Il y a un film avec lequel A plein temps entretient un certain dialogue, c’est En guerre (Stéphane Brizé, 2018). Le montage heurté, la tension qui ne cesse de monter ou encore l’intention de disséquer les rapports humains dans un cadre professionnel sont autant de traits communs aux deux films. Il y est aussi question de grèves, mais des deux côtés opposés du piquet – subie dans un cas, voulue dans l’autre.
Et puis il y a cette scène, vers la fin du film, qui pourrait être un faux ricochet au final de En guerre. Le personnage interprété par Lindon s’y immolait sur son lieu de travail afin de faire basculer le mouvement social (et le film) dans la tragédie – ce qui a pour conséquence d’augmenter les primes de départ de ses collègues. Dans A plein temps, Julie (interprétée par Laure Calamy) se trouve sur le quai de la gare avec ses deux enfants. Elle vient de perdre son travail, ce qui semble la dévaster. La caméra s’attarde sur elle, visage baissé, pensive. Une voix off annonce l’arrivée en gare d’un train. Prière est faite de s’éloigner du quai. Julie ne bouge pas tandis qu’on entend le train hurler au loin. On pense alors à l’issue fatale du film de Brizé – l’altruisme en moins. Mais non. Julie ne commet pas l’irréparable, et c’est une tout autre issue qui l’attend.
La porte de sortie
(une offre d’emploi)
proposée par Gravel à son personnage est intéressante : elle révèle toute la complexité de Julie.

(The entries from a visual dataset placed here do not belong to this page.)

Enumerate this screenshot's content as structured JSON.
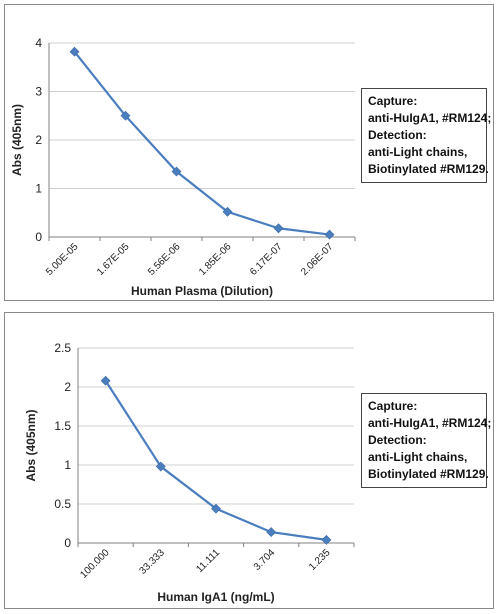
{
  "chart_data": [
    {
      "type": "line",
      "categories": [
        "5.00E-05",
        "1.67E-05",
        "5.56E-06",
        "1.85E-06",
        "6.17E-07",
        "2.06E-07"
      ],
      "values": [
        3.82,
        2.5,
        1.35,
        0.52,
        0.18,
        0.05
      ],
      "title": "",
      "xlabel": "Human Plasma (Dilution)",
      "ylabel": "Abs (405nm)",
      "ylim": [
        0,
        4
      ],
      "yticks": [
        "0",
        "1",
        "2",
        "3",
        "4"
      ],
      "grid": true,
      "annotation": [
        "Capture:",
        "anti-HuIgA1, #RM124;",
        "Detection:",
        "anti-Light chains,",
        "Biotinylated #RM129."
      ],
      "color": "#4a7ebf"
    },
    {
      "type": "line",
      "categories": [
        "100.000",
        "33.333",
        "11.111",
        "3.704",
        "1.235"
      ],
      "values": [
        2.08,
        0.98,
        0.44,
        0.14,
        0.04
      ],
      "title": "",
      "xlabel": "Human IgA1 (ng/mL)",
      "ylabel": "Abs (405nm)",
      "ylim": [
        0,
        2.5
      ],
      "yticks": [
        "0",
        "0.5",
        "1",
        "1.5",
        "2",
        "2.5"
      ],
      "grid": true,
      "annotation": [
        "Capture:",
        "anti-HuIgA1, #RM124;",
        "Detection:",
        "anti-Light chains,",
        "Biotinylated #RM129."
      ],
      "color": "#4a7ebf"
    }
  ]
}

Car, pour celle-ci, le fait de retrouver un emploi n’est certainement pas le vrai moyen de trouver une issue favorable à sa situation. Ou en tout cas, ce n’est pas cette solution – dans sa simplicité apparente – qui a été retenue par le cinéaste. Si cela avait été le cas, Julie aurait trouvé un nouveau travail près de chez elle.
Or, et c’est une nuance importante, c’est un travail de la même nature que le précédent qui lui est « offert » : sur Paris, loin de chez elle, avec des responsabilités, des journées à rallonge... Pour le spectateur ayant partagé une heure durant le quotidien asphyxiant de cette mère célibataire, ce n’est franchement pas le signe d’une amélioration de la situation (ne sont pas résolus les problèmes de garde, de transport, de grèves…). Mais pour le personnage interprété par Laure Calamy, c’est une tout autre histoire…
Quand celle-ci apprend qu’elle a été engagée, elle pleure. Des larmes de joie ? Il y a tout lieu de le croire. Car Julie a fait preuve de bien peu d’entrain lorsqu’il a fallu postuler pour un emploi de caissière près de chez elle. La vie de famille ne lui sied pas beaucoup non plus. Même si elle fait tout ce qu’il faut (tout ce qu’elle peut) pour ses enfants, on la voit peu enchantée par la perspective de rester chez elle sans travailler. Et puis il y a ce « J’suis quand même mieux chef d’équipe dans mon palace » lancé à la nounou des enfants quand celle-ci lui suggère de se faire recruter dans le supermarché du coin.
Ainsi Julie, malgré des contraintes insupportables, n’est pas prête à accepter n’importe quoi. Elle aspire à un poste à hauteur de ses diplômes, sous n’importe quelles conditions – et sur Paris qui plus est. Son quotidien effréné, c’est le mode de (sur)vie qu’elle s’est choisi. C’est peut-être aussi son addiction.
Gravel choisit donc un final bien plus politique qu’il n’y paraît. Pour son personnage, la solution de sortie de crise est moins l’intention de montrer le travail comme simple moyen de subsistance que la volonté de le révéler dans toutes ses potentialités de nuisance et d’aliénation – en tout cas dans la forme décrite tout du long : un marché de l’emploi ultra-libéral et archi-concurrentiel.